# got my little girl last night



## versagirl (Feb 16, 2009)

Hi, I'm new to the forum! its awesome that you all are around. I got a little Hedgie girl yesterday shes between 10-11 weeks, very friendly and active and sweet. I was looking around and I had her running around my living room and she was fine, but in her cage she kept scratching herself, I see a lot of you use a piece of fleece rather then litter, right now I'm using carefresh should I just take that out?

Here is a camera phone picture of her, dident want to scare her with a big camera in her face just yet 









Also, I'm in the process of reading the primer, its very helpfull!


----------



## Zalea (Sep 12, 2008)

She's gorgeous! *steals her before anyone else can* 

Welcome to the forum! And congratulations on your new little girl!

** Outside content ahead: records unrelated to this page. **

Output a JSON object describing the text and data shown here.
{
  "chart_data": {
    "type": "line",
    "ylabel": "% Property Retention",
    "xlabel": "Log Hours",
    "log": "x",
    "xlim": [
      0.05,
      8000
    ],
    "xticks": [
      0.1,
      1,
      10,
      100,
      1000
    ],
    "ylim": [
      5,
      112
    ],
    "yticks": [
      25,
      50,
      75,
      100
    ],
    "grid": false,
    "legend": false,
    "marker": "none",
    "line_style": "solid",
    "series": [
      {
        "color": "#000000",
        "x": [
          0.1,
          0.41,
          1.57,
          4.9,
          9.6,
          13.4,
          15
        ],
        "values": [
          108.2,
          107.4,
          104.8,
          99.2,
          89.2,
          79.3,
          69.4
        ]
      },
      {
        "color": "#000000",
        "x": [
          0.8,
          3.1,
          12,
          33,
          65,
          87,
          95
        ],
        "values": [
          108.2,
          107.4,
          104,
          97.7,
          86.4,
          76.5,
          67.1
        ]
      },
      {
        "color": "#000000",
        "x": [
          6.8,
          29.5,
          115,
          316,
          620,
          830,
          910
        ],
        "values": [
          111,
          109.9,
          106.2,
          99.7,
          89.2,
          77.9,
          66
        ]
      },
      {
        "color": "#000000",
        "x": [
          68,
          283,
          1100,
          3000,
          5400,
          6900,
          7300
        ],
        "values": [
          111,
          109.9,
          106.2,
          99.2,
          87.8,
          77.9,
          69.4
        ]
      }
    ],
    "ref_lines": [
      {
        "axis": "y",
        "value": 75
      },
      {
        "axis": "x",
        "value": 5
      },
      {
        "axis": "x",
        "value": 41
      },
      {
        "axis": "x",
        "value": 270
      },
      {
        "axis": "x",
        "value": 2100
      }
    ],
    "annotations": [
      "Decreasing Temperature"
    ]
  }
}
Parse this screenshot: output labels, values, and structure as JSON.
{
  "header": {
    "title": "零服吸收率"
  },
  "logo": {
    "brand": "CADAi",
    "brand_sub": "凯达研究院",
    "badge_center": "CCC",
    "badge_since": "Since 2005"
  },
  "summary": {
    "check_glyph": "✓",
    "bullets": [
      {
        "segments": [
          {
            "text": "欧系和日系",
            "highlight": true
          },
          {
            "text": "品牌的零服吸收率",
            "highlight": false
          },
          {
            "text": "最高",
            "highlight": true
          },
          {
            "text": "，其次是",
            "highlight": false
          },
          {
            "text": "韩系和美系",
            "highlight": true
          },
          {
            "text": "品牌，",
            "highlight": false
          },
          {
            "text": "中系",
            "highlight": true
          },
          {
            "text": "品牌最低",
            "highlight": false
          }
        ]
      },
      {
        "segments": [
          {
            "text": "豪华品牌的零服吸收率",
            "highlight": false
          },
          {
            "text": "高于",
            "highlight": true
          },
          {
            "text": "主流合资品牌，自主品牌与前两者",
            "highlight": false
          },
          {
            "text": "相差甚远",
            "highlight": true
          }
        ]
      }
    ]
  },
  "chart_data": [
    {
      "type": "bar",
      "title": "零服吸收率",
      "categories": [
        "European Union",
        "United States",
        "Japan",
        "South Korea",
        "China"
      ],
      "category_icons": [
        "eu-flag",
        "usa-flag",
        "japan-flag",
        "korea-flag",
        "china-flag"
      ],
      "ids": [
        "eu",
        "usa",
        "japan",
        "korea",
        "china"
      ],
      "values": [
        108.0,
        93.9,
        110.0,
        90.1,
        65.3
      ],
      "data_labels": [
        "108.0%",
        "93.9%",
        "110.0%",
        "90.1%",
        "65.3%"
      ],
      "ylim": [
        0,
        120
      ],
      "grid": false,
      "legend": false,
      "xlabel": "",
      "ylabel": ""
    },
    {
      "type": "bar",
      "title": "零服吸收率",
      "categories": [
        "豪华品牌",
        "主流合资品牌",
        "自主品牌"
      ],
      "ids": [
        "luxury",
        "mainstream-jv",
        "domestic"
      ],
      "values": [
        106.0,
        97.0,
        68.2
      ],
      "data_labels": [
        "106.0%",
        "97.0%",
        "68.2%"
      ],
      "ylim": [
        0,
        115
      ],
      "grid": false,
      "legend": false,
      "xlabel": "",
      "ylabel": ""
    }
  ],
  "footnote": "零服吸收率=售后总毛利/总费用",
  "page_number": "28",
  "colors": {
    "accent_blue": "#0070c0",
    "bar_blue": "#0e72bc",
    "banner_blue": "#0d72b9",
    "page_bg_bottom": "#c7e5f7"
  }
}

Most people prefer to use liners instead of carefresh because carefresh can cause problems if accidentally ingested. With liners you don't have to worry about that. I would use carefresh as a litter pan bedding at the most, not as a total cage bedding--and even then I'm not too fond of it, I just use a paper towel. I would recommend switching to liners. You can use a piece of fleece cut to cage size or buy specially made ones. Nancy sells liners on her site: http://freewebs.com/thehedgieden/.


----------



## Amy (Feb 11, 2009)

My hedgehog kept getting carefresh caught in her nose and ears. Sometimes the dust would crust around her eyes. I would recommend only using it for litter if you still have a bunch of it around.


----------



## hedgie love (Aug 28, 2008)

Welcome! Your hedgehog is so cute! (aren’t they all?) 

Taking out the CareFresh and replacing it with a fleece liner is up to you. I started with CareFresh but replaced it because it is dusty and gets everywhere! If you would like to replace it you can make a liner with a piece of flannel and fleece sewn together. (the flannel goes on top when in the cadge.) If you want a liner but don't want to make one nancy sells them.

The scratching could be because your hedgehog is quilling or the dust from the CareFresh could be bugging her skin.


----------



## versagirl (Feb 16, 2009)

looks like I'll be going to the fabric shop after work, cheaper just to make one myself. thanks for the info!


----------



## sebian (Aug 29, 2008)

versagirl said:


> looks like I'll be going to the fabric shop after work, cheaper just to make one myself. thanks for the info!


You can also see if Target/Marshal's/Homegoods (if you have one in your area) has micro-fleece blankets on sale and just cut them to size.. That's what I do =) Last time I got a king size fleece blanket for $17 and I got about 9 liners out of it


----------



## hedgie love (Aug 28, 2008)

sebian said:


> versagirl said:
> 
> 
> > looks like I'll be going to the fabric shop after work, cheaper just to make one myself. thanks for the info!
> ...


Just fleece doesn't work as well as flannel and fleece. The flannel makes it easer to wash and helps it last longer.


----------



## Lilysmommy (Jan 7, 2009)

Wow, I just wanted to say, she's BEAUTIFUL!  She's so cute! I want to get a white hedgie now! (sorry Lily!) :lol:


----------



## sebian (Aug 29, 2008)

hedgie love said:


> Just fleece doesn't work as well as flannel and fleece. The flannel makes it easer to wash and helps it last longer.


Ours get changed every night, so there's really no time for them to get too gross. Nothing has fallen apart either, and we've been using them for at least a year.

And yes, Versagirl, she's such a cutie (I forgot to tell you that in my OP =D)


----------



## hedgie love (Aug 28, 2008)

sebian said:


> hedgie love said:
> 
> 
> > Just fleece doesn't work as well as flannel and fleece. The flannel makes it easer to wash and helps it last longer.
> ...


Just repeating what Nancy told me.


----------



## sillybowtie (Oct 6, 2008)

She looks just like my Ace!!! Does she have any black spots on her?


----------



## versagirl (Feb 16, 2009)

Nope, she dosent have any colored spots, all white. Boy is she a sweetheart shes likes to cuddle up so much! although I was walking around barefoot last night and stepped on a quill she had lost and that really was not pleasent....but I still love her!


----------